Apache Kafka is a well-known open-source Data Streaming Platform that enables high-throughput Data Pipelines.
As a critical component of the IT infrastructure, it is necessary to have a dedicated tool or feature to track Kafka’s operations and their efficiencies.
Kafka Metrics helps in monitoring critical tasks while operating Kafka or Kafka Applications, not only to troubleshoot problems that have already occurred but also to discover anomalous behavior patterns and prevent problems from occurring in the first place.
When adopting Kafka, developers have access to a plethora of Kafka Metrics, but this abundance can be daunting, making it difficult to know where to begin and how to correctly use them.
Kafka provides Monitoring Tools that garner all performance metrics helpful for identifying bottlenecks and informing you which ones require corrective action.

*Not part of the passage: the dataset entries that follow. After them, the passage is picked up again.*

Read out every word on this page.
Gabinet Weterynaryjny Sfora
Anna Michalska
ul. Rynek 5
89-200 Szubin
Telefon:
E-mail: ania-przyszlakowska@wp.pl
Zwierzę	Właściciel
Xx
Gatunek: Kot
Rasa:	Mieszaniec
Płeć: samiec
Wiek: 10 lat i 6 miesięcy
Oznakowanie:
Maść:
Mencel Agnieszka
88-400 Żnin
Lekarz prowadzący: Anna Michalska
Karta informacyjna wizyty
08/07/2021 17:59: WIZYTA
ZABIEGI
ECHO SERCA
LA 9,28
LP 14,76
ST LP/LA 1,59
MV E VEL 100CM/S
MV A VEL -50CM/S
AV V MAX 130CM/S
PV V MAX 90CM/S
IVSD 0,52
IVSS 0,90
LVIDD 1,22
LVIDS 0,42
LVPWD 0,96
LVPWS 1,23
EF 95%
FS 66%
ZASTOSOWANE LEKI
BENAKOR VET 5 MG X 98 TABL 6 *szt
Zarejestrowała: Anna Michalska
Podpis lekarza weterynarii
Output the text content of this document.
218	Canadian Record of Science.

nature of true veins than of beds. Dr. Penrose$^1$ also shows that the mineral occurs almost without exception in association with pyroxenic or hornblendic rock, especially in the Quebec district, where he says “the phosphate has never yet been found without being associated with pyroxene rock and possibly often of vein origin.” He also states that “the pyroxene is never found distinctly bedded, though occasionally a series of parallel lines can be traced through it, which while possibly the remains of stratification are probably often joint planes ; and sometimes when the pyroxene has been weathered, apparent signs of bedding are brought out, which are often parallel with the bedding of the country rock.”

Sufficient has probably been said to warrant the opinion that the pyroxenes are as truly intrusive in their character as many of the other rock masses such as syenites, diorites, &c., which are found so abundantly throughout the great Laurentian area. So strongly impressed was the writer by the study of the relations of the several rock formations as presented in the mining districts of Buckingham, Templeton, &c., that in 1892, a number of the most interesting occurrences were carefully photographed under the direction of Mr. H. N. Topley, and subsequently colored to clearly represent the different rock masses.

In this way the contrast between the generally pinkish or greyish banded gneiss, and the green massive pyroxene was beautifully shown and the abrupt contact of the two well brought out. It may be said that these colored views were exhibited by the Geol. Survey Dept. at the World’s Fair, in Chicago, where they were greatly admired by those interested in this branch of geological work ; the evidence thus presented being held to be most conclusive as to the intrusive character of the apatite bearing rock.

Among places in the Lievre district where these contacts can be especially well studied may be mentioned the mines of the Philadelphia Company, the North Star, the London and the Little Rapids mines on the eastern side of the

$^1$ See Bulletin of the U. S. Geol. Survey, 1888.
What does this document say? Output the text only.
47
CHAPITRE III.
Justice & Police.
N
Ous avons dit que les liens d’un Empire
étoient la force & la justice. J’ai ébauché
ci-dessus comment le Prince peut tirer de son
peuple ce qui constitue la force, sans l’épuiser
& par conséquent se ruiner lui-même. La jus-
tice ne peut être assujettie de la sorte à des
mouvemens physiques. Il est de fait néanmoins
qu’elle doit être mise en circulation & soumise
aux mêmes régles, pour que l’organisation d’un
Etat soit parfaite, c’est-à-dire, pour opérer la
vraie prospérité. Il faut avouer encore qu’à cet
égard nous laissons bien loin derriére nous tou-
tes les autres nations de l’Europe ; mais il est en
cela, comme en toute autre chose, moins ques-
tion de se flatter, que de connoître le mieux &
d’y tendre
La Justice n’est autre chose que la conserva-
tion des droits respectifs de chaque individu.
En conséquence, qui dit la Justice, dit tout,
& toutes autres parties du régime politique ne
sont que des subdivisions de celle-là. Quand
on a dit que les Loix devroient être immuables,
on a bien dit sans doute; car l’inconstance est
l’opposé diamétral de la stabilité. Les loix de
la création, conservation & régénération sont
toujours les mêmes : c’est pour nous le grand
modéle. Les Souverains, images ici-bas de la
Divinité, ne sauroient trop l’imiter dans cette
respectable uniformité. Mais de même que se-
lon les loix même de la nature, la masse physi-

This blog will introduce you to some of the most important Kafka Metrics that you should use to achieve peak performance.
Table of Contents
Hevo Data is a No-code Data Pipeline that offers a fully managed solution to set up data integration from Apache Kafka and 100+ Data Sources (including 30+ Free Data Sources) and will let you directly load data to a Data Warehouse or the destination of your choice.
It will automate your data flow in minutes without writing any line of code. Its fault-tolerant architecture makes sure that your data is secure and consistent.
Hevo provides you with a truly efficient and fully automated solution to manage data in real-time and always have analysis-ready data.
GET STARTED WITH HEVO FOR FREE
Kafka Metrics to Monitor for Optimal Performance
Metrics record a value about your systems at a certain moment in time, such as the number of people that are currently checking out their cart from a website.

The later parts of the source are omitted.